負けずにカナも声を荒げてジョロウグモを圧倒した。

「この子はイトウジュンコよ」

 アミも横から助け舟を出した。

 すると蜘蛛は、カッカッとユリの元へ戻って行き、先ほど蜘蛛が自分から遠ざかったことで、脱力したようにへたり込んでいた彼女へ出し抜けに問う。

「おい、おまえ、あそこの赤い服の女の名前はなんだ」

「えっ・・・」

 油断していたユリは、カナの偽名を聞き逃していたので、すぐに答えることができなかった。

 ユリは、横歩きをしながらカナににじり寄り、カナが持っていた布バックをそっと手繰り寄せた。カナの偽名を探そうとするが、手が震えてうまくものが掴めず、すぐにはわからない。

「ふん、ほらみろ、この女の名前は偽名だな。おまえがイイダカナだな!ふん」

 ジョロウグモは、自分の脚にぶら下げていたストラップつきのスマホを取り出すと、履歴から“イイダカナ”の番号にかけたようだった。

「♫ジャージャージャージャーーーーン♫」

 カナのポケットにあるスマホが音を立てて鳴った。

万事休すーーー。


蜘蛛が身体をよじると腹部の模様が動いて、顔がにたりと笑ったように見えた。

「ふん、イイダカナ!おまえ、キヨ子に謝れ!」

 ジョロウグモは、カナの身体の上に乗り、カナの動きを封じると、キヨ子への謝罪を要求した。

「わざとじゃないわ!修学旅行の時間は私も勘違いして間違えただけよ!ミスくらい誰にでもあるでしょう!」

 この期に及んで言い逃れようとするカナに、ジョロウグモは激高した。

「嘘だ!お前は嘘つきだ!!」

 カナのスマホが宙に浮き、カナとサキが、LIMEで、キヨ子に間違えた時間を教えてやろうと相談している画面を見せた。
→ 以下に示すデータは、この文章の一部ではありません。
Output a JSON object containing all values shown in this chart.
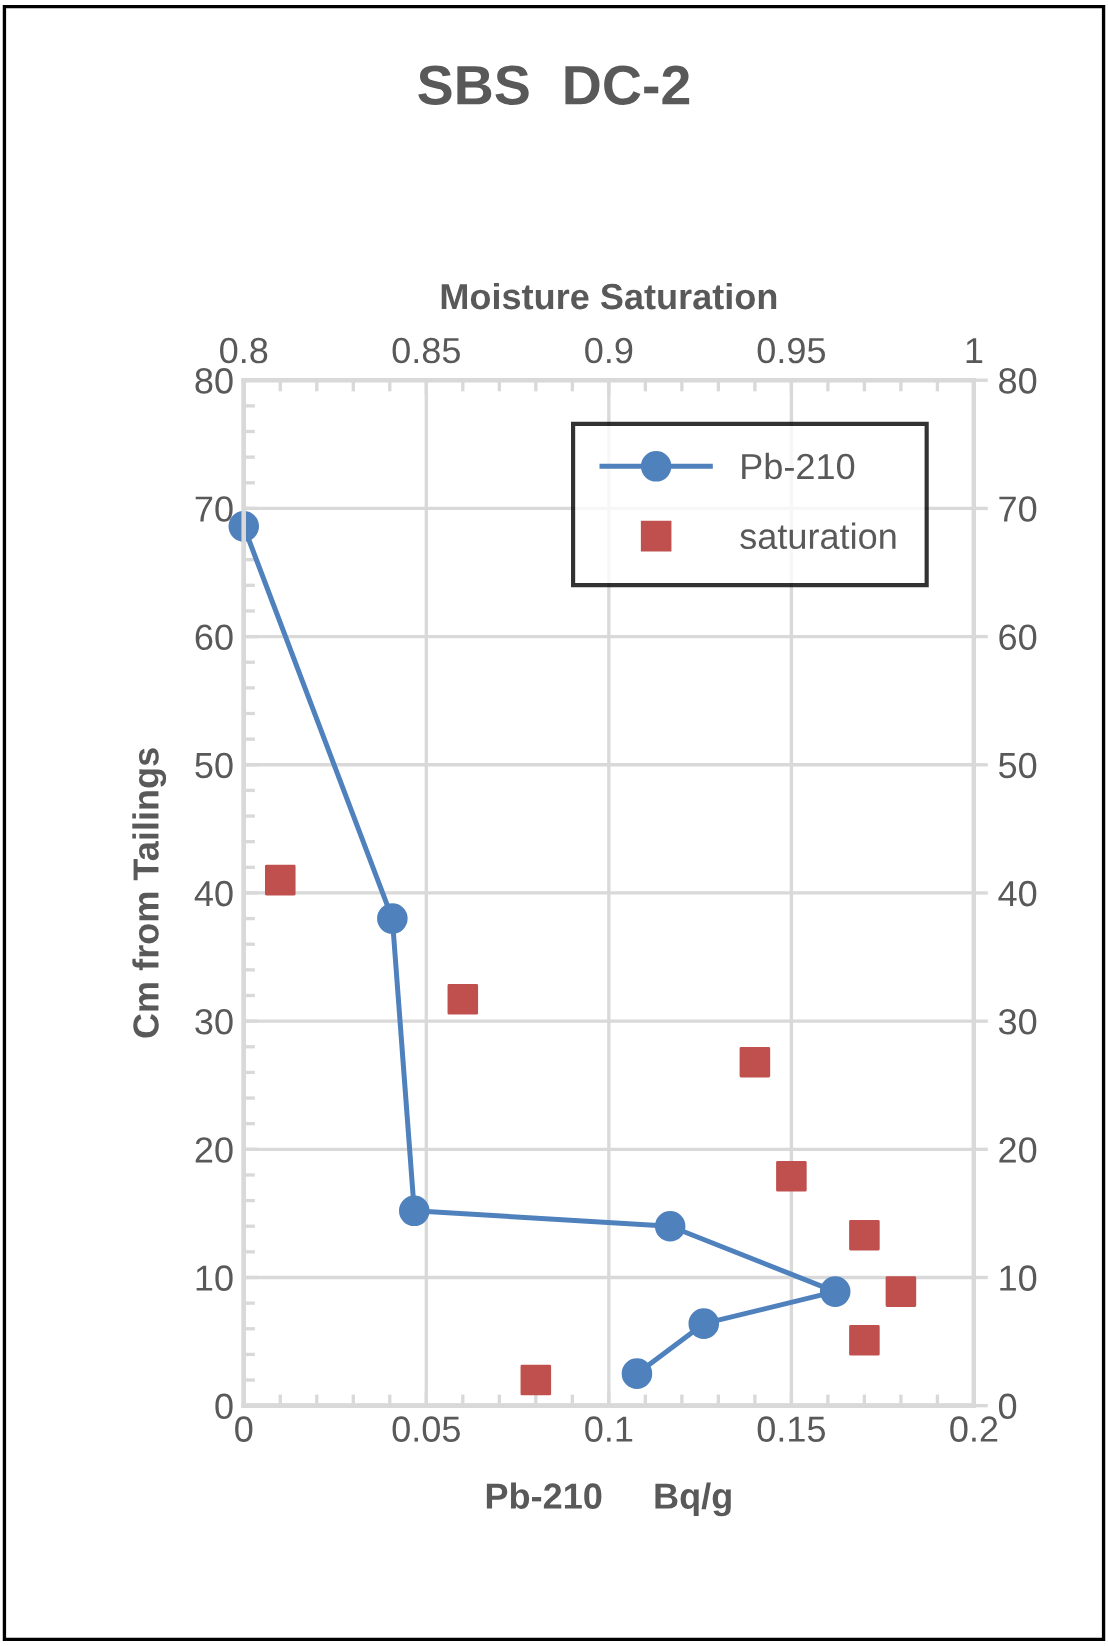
{
  "chart_data": {
    "type": "line",
    "title": "SBS  DC-2",
    "xlabel": "Pb-210     Bq/g",
    "x2label": "Moisture Saturation",
    "ylabel": "Cm from Tailings",
    "xlim": [
      0,
      0.2
    ],
    "xticks": [
      0,
      0.05,
      0.1,
      0.15,
      0.2
    ],
    "x2lim": [
      0.8,
      1
    ],
    "x2ticks": [
      0.8,
      0.85,
      0.9,
      0.95,
      1
    ],
    "ylim": [
      0,
      80
    ],
    "yticks": [
      0,
      10,
      20,
      30,
      40,
      50,
      60,
      70,
      80
    ],
    "y2lim": [
      0,
      80
    ],
    "y2ticks": [
      0,
      10,
      20,
      30,
      40,
      50,
      60,
      70,
      80
    ],
    "grid": true,
    "legend": "top right",
    "series": [
      {
        "name": "Pb-210",
        "color": "#4f81bd",
        "marker": "circle",
        "line_style": "solid",
        "x": [
          0,
          0.0407,
          0.0467,
          0.1168,
          0.162,
          0.126,
          0.1077
        ],
        "values": [
          68.6,
          38.0,
          15.2,
          14.0,
          8.9,
          6.4,
          2.5
        ]
      },
      {
        "name": "saturation",
        "type": "scatter",
        "axis": "x2",
        "color": "#c0504d",
        "marker": "square",
        "x": [
          0.81,
          0.86,
          0.94,
          0.95,
          0.97,
          0.98,
          0.97,
          0.88
        ],
        "values": [
          41.0,
          31.7,
          26.8,
          17.9,
          13.3,
          8.9,
          5.1,
          2.0
        ]
      }
    ]
  }
}
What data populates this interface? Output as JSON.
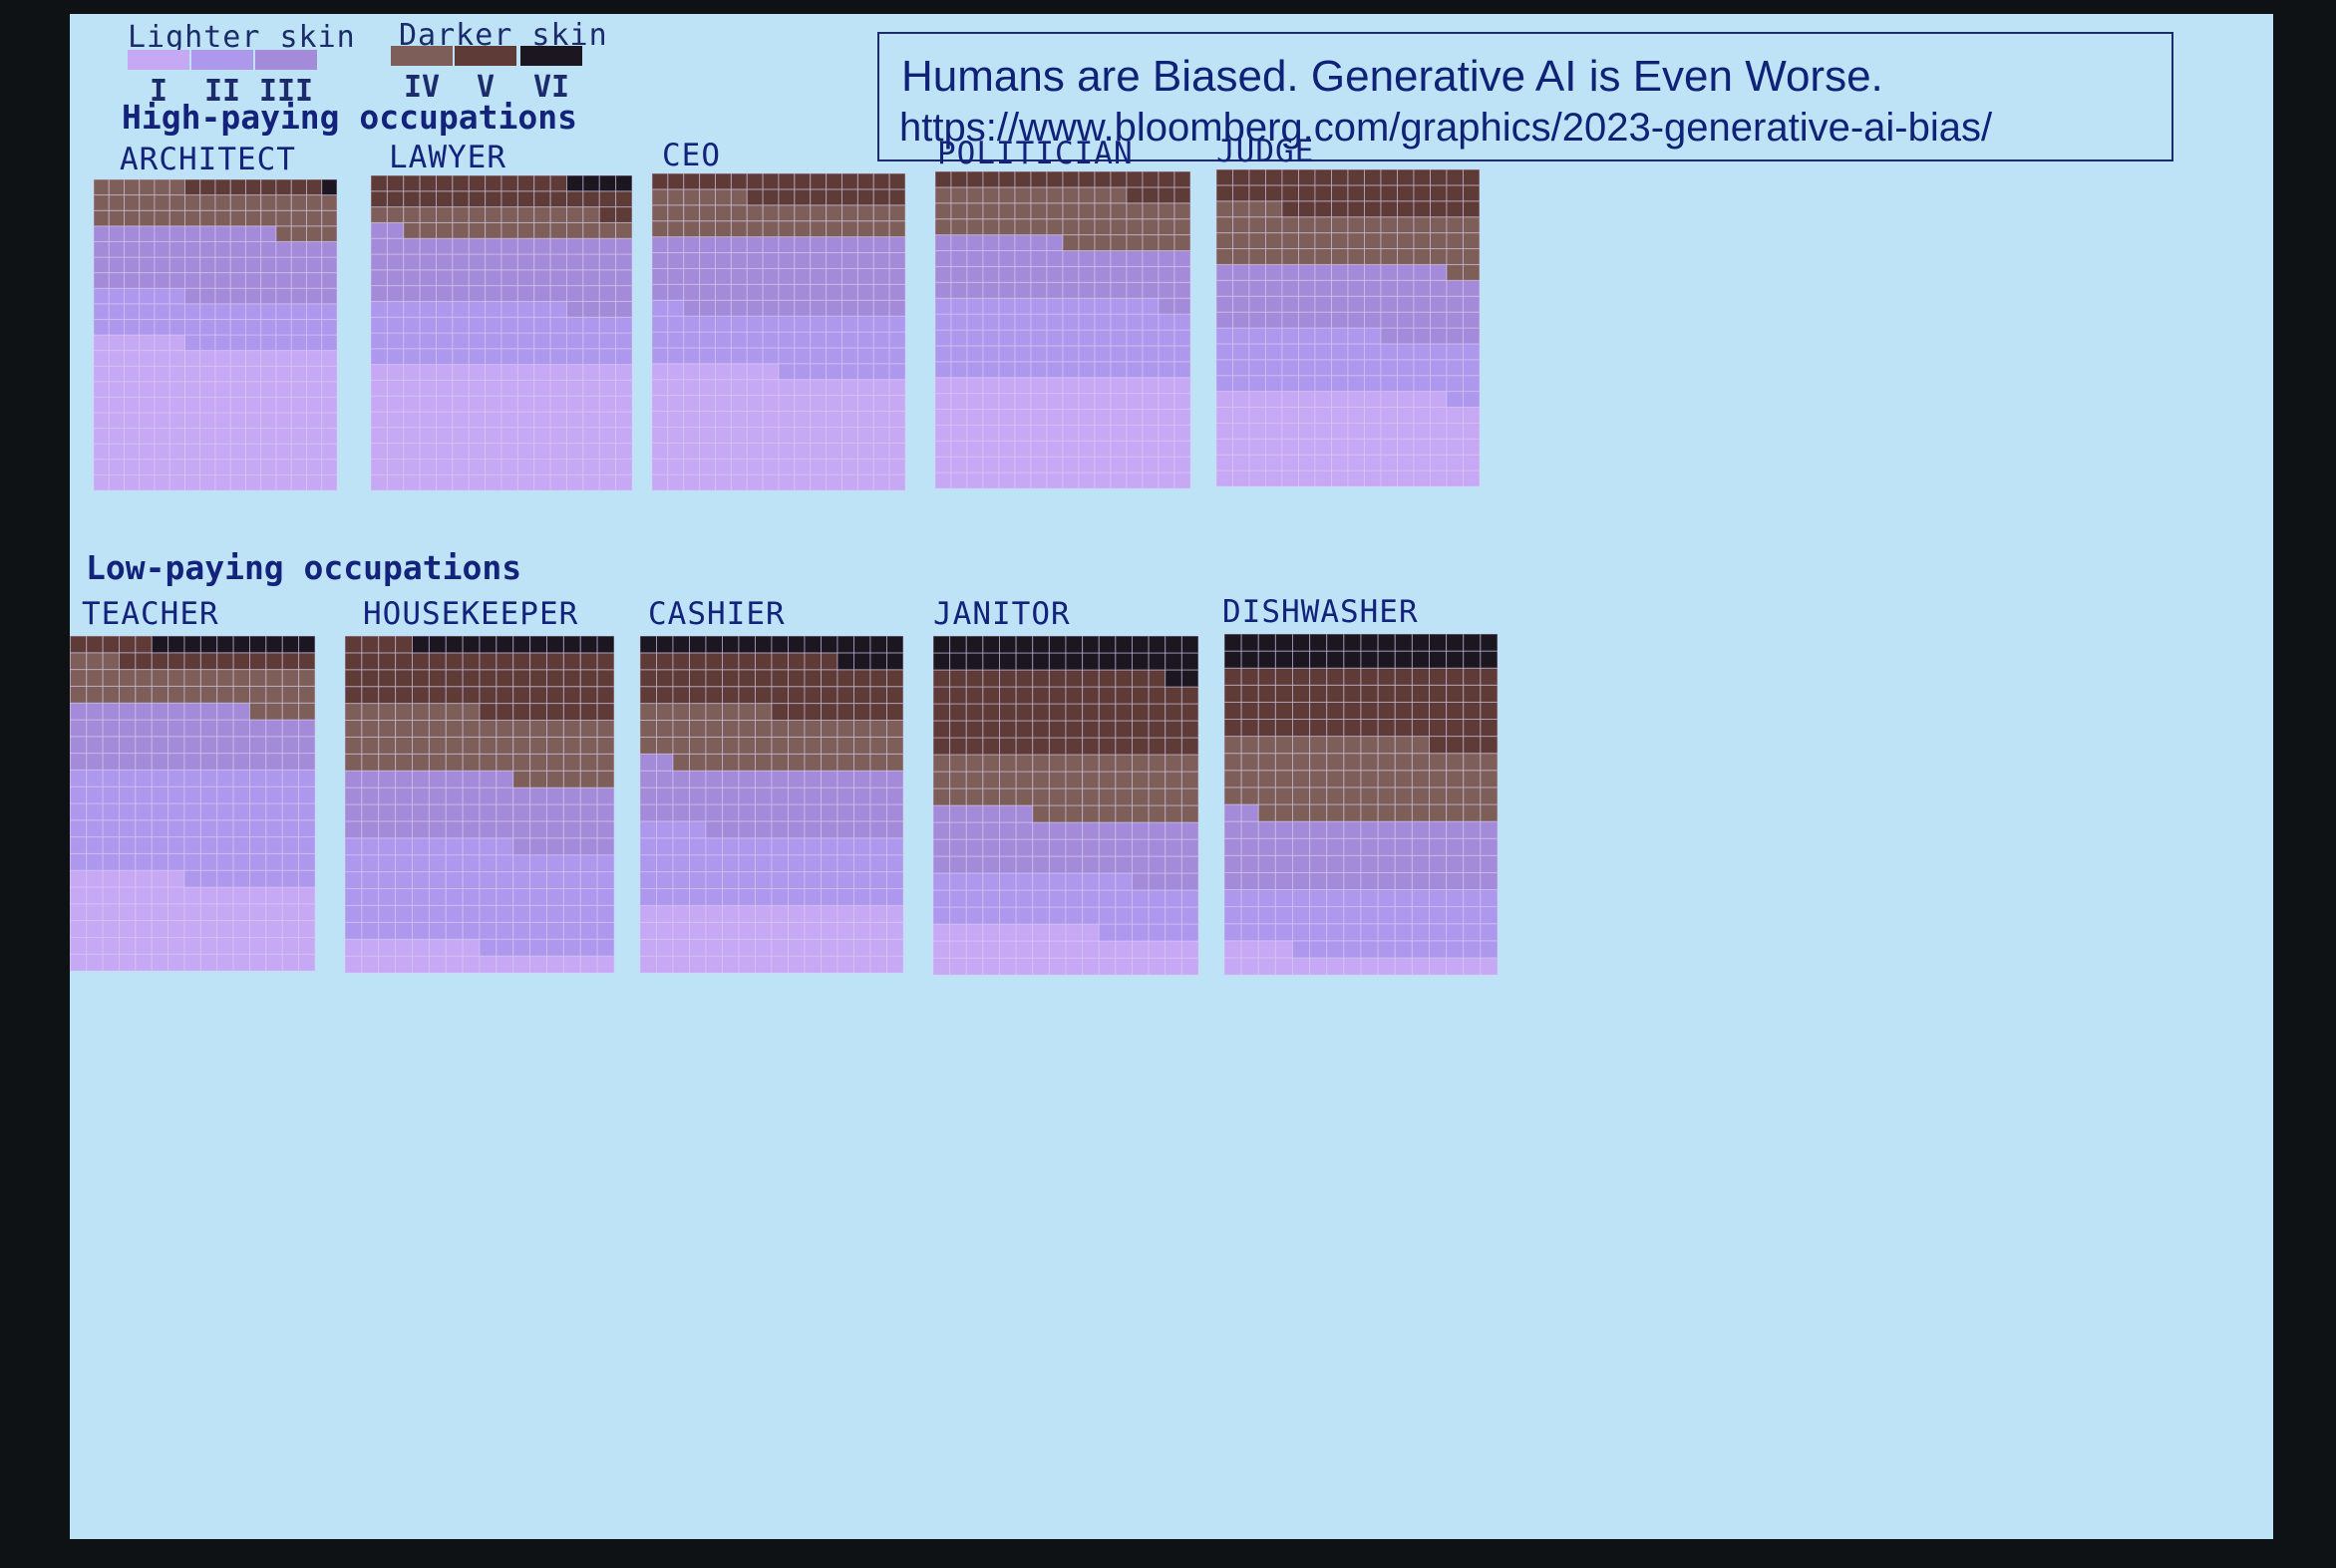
{
  "legend": {
    "lighter_label": "Lighter skin",
    "darker_label": "Darker skin",
    "types": [
      {
        "label": "I",
        "color": "#c7a8f5"
      },
      {
        "label": "II",
        "color": "#ad98ee"
      },
      {
        "label": "III",
        "color": "#a48bd9"
      },
      {
        "label": "IV",
        "color": "#7e5e58"
      },
      {
        "label": "V",
        "color": "#5e3b36"
      },
      {
        "label": "VI",
        "color": "#1b1620"
      }
    ]
  },
  "callout": {
    "headline": "Humans are Biased. Generative AI is Even Worse.",
    "url": "https://www.bloomberg.com/graphics/2023-generative-ai-bias/"
  },
  "sections": {
    "high": "High-paying occupations",
    "low": "Low-paying occupations"
  },
  "chart_data": {
    "type": "heatmap",
    "grid": {
      "columns": 16,
      "rows": 20
    },
    "categories": [
      "I",
      "II",
      "III",
      "IV",
      "V",
      "VI"
    ],
    "occupations": [
      {
        "name": "ARCHITECT",
        "group": "High-paying occupations",
        "counts": [
          150,
          48,
          70,
          42,
          9,
          1
        ]
      },
      {
        "name": "LAWYER",
        "group": "High-paying occupations",
        "counts": [
          128,
          60,
          70,
          28,
          30,
          4
        ]
      },
      {
        "name": "CEO",
        "group": "High-paying occupations",
        "counts": [
          120,
          58,
          78,
          38,
          26,
          0
        ]
      },
      {
        "name": "POLITICIAN",
        "group": "High-paying occupations",
        "counts": [
          112,
          78,
          58,
          52,
          20,
          0
        ]
      },
      {
        "name": "JUDGE",
        "group": "High-paying occupations",
        "counts": [
          94,
          60,
          68,
          54,
          44,
          0
        ]
      },
      {
        "name": "TEACHER",
        "group": "Low-paying occupations",
        "counts": [
          88,
          104,
          60,
          40,
          18,
          10
        ]
      },
      {
        "name": "HOUSEKEEPER",
        "group": "Low-paying occupations",
        "counts": [
          24,
          98,
          64,
          62,
          60,
          12
        ]
      },
      {
        "name": "CASHIER",
        "group": "Low-paying occupations",
        "counts": [
          64,
          68,
          62,
          54,
          52,
          20
        ]
      },
      {
        "name": "JANITOR",
        "group": "Low-paying occupations",
        "counts": [
          42,
          50,
          58,
          58,
          78,
          34
        ]
      },
      {
        "name": "DISHWASHER",
        "group": "Low-paying occupations",
        "counts": [
          20,
          60,
          66,
          74,
          68,
          32
        ]
      }
    ]
  }
}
「お前ら二人がキヨコを騙したことはわかっているんだ!お前らが殺したんだ!」

 カナは、他の客席に助けを求めたが、蜘蛛は普通に小さいサイズに見えているので、皆、カナをおかしな人だと思って遠ざかるだけだった。


「違う、何かの間違いよ!」

 言い逃れるカナに、烈火のごとく怒ったジョロウグモは、我を忘れたように乗り上げて、カナの上に尖った脚を振り下ろした。けれど、運動神経抜群なカナも素早く逃げて、蜘蛛の脚に強烈なキックをお見舞いした。

 カナの奮闘を見て、アミとユリも一斉にジョロウグモに向かって、カフェの椅子や備品を手当たり次第に投げつけて戦い始めた。